Page:De Musset - Voyage en Italie et en Sicile, 1866.djvu/27

La bibliothèque libre.
Cette page n’a pas encore été corrigée

Les autres ambassades ont donné des bals qui ressemblaient aux fêtes de Paris.

Selon les guides en Italie, le carnaval de Naples est le plus brillant et le plus animé du monde entier, après celui de Rome, dont la gaieté surpasse tout ce qu’on peut imaginer. Avec la population turbulente et rieuse de Naples, j’avais toutes les raisons possibles de compter sur des jours gras bien remplis. La rue de Tolède, disait-on, devait fourmiller de masques et de voitures ; on devait jeter des bouquets et de la farine au nez des passants. Je m’étais préparé à recevoir patiemment les éclaboussures et à m’enfoncer dans le tumulte. La mort du frère du roi avait beaucoup refroidi le monde au commencement de l’hiver. La cour était encore en deuil ; mais le roi, ne voulant pas que les plaisirs de ses sujets fussent entièrement sacrifiés à ses chagrins, avait témoigné le désir qu’on ne changeât rien aux habitudes du carnaval et, dans ce but, il avait assisté à plusieurs bals.

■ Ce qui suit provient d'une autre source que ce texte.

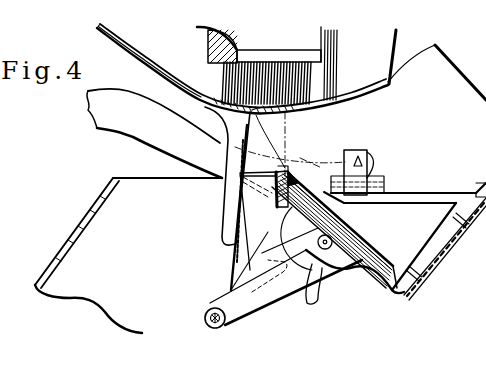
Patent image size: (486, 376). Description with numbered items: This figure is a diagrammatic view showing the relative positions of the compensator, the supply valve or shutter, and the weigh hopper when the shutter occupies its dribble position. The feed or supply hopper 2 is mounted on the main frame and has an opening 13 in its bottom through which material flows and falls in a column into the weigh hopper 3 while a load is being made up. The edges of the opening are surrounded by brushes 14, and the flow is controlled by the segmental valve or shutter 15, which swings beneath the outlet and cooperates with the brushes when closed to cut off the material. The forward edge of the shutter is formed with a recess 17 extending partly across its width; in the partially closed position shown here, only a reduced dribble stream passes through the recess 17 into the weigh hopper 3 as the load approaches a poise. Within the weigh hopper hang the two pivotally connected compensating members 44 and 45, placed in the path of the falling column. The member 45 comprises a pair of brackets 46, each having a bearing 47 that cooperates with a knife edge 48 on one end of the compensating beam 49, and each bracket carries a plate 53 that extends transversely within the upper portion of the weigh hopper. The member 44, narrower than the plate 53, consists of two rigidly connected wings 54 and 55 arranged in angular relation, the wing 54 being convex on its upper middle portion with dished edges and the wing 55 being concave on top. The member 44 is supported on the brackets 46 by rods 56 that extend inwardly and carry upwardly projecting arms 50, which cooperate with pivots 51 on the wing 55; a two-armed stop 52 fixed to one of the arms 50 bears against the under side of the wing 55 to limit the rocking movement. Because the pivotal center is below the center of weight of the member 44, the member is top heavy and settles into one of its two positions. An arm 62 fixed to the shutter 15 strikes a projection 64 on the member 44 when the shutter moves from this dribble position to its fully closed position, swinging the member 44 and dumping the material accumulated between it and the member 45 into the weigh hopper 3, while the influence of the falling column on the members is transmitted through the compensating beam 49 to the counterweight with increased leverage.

The feed or supply hopper 2 is at (208, 30).
The weigh hopper 3 is at (68, 240).
The opening 13 is at (284, 53).
The brushes 14 is at (326, 72).
The valve or shutter 15 is at (143, 71).
The recess 17 is at (346, 103).
The member 44 is at (228, 268).
The member 45 is at (403, 298).
The brackets 46 is at (290, 295).
The bearing 47 is at (378, 162).
The knife edge 48 is at (367, 153).
The compensating beam 49 is at (102, 117).
The arms 50 is at (245, 312).
The pivots 51 is at (356, 265).
The two-armed stop 52 is at (316, 303).
The plate 53 is at (444, 250).
The wing 54 is at (224, 264).
The wing 55 is at (373, 279).
The rods 56 is at (214, 329).
The arm 62 is at (229, 200).
The projection 64 is at (290, 175).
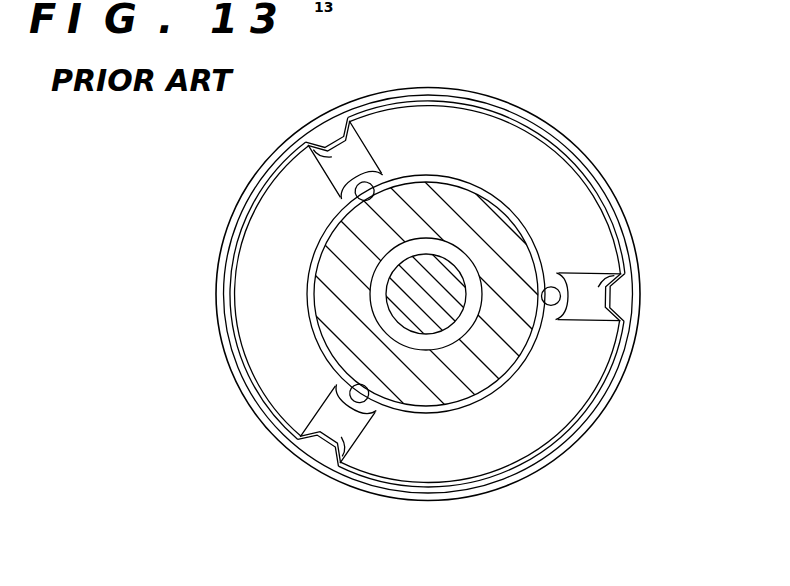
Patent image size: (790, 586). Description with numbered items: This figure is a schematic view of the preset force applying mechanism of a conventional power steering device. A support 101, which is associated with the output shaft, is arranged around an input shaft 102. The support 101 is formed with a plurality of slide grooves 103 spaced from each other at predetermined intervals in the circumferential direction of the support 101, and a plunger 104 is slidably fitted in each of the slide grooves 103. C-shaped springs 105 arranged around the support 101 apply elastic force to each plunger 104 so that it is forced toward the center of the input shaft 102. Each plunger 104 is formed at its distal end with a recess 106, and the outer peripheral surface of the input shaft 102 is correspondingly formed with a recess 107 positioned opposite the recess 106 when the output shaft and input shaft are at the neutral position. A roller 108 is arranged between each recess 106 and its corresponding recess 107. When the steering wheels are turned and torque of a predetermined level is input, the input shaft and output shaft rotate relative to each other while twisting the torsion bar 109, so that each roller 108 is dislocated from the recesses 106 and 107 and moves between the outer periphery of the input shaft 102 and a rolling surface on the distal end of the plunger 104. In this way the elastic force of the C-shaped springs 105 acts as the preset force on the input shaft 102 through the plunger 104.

The support 101 is at (576, 199).
The input shaft 102 is at (480, 203).
The slide grooves 103 is at (333, 139).
The plunger 104 is at (361, 135).
The C-shaped springs 105 is at (468, 103).
The recess 106 is at (377, 180).
The recess 107 is at (348, 223).
The roller 108 is at (378, 176).
The torsion bar 109 is at (395, 290).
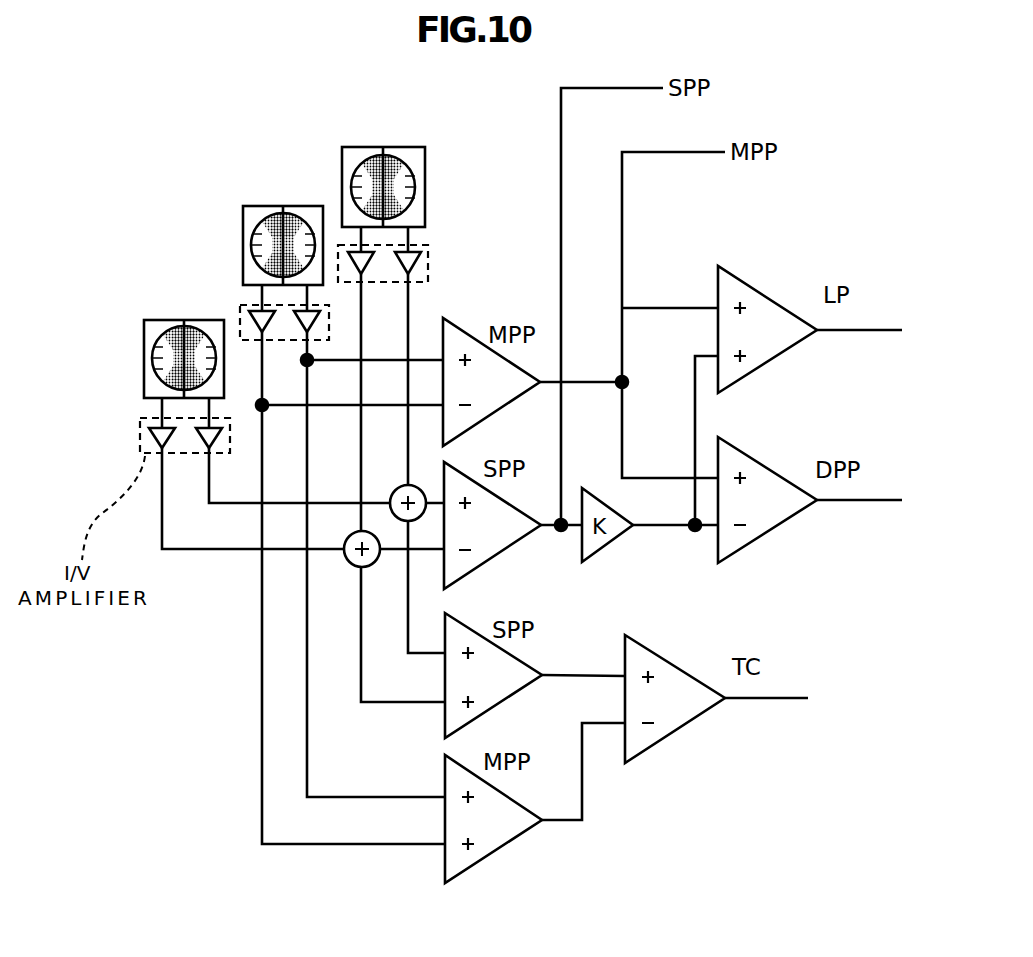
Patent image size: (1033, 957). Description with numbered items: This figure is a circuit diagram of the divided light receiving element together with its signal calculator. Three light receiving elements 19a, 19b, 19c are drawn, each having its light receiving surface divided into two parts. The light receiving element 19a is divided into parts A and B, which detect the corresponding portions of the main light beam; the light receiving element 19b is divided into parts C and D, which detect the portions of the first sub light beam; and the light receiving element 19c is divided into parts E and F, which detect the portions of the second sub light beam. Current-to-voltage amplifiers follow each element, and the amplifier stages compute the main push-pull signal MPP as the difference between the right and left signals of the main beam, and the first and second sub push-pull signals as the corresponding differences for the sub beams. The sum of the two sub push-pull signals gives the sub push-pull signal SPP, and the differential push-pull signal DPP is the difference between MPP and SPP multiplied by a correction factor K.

The light receiving element 19a is at (270, 206).
The light receiving element 19b is at (365, 147).
The light receiving element 19c is at (170, 320).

Le dimanche et le lundi gras, je descendis dans la rue de Tolède armé d’un vieux paletot destiné à me servir de cuirasse contre les attaques des masques. Je vis beaucoup de voitures et de curieux ; pas un déguisement. Le mardi, on se tint pour dit que le carnaval était manqué ; personne ne parut et la mystification fut complète. Un étranger fort aimable, le baron de B…., parcourut seul le Corso d’un bout à l’autre, en calèche découverte, avec une cargaison de bouquets, de dragées et d’œufs enfarinés, sans trouver un visage disposé à soutenir le combat.

Le grand bal masqué annuel de San-Carlo fut plus heureux que les réjouissances en plein air. La salle éclairée a giorno offrait un coup d’œil splendide.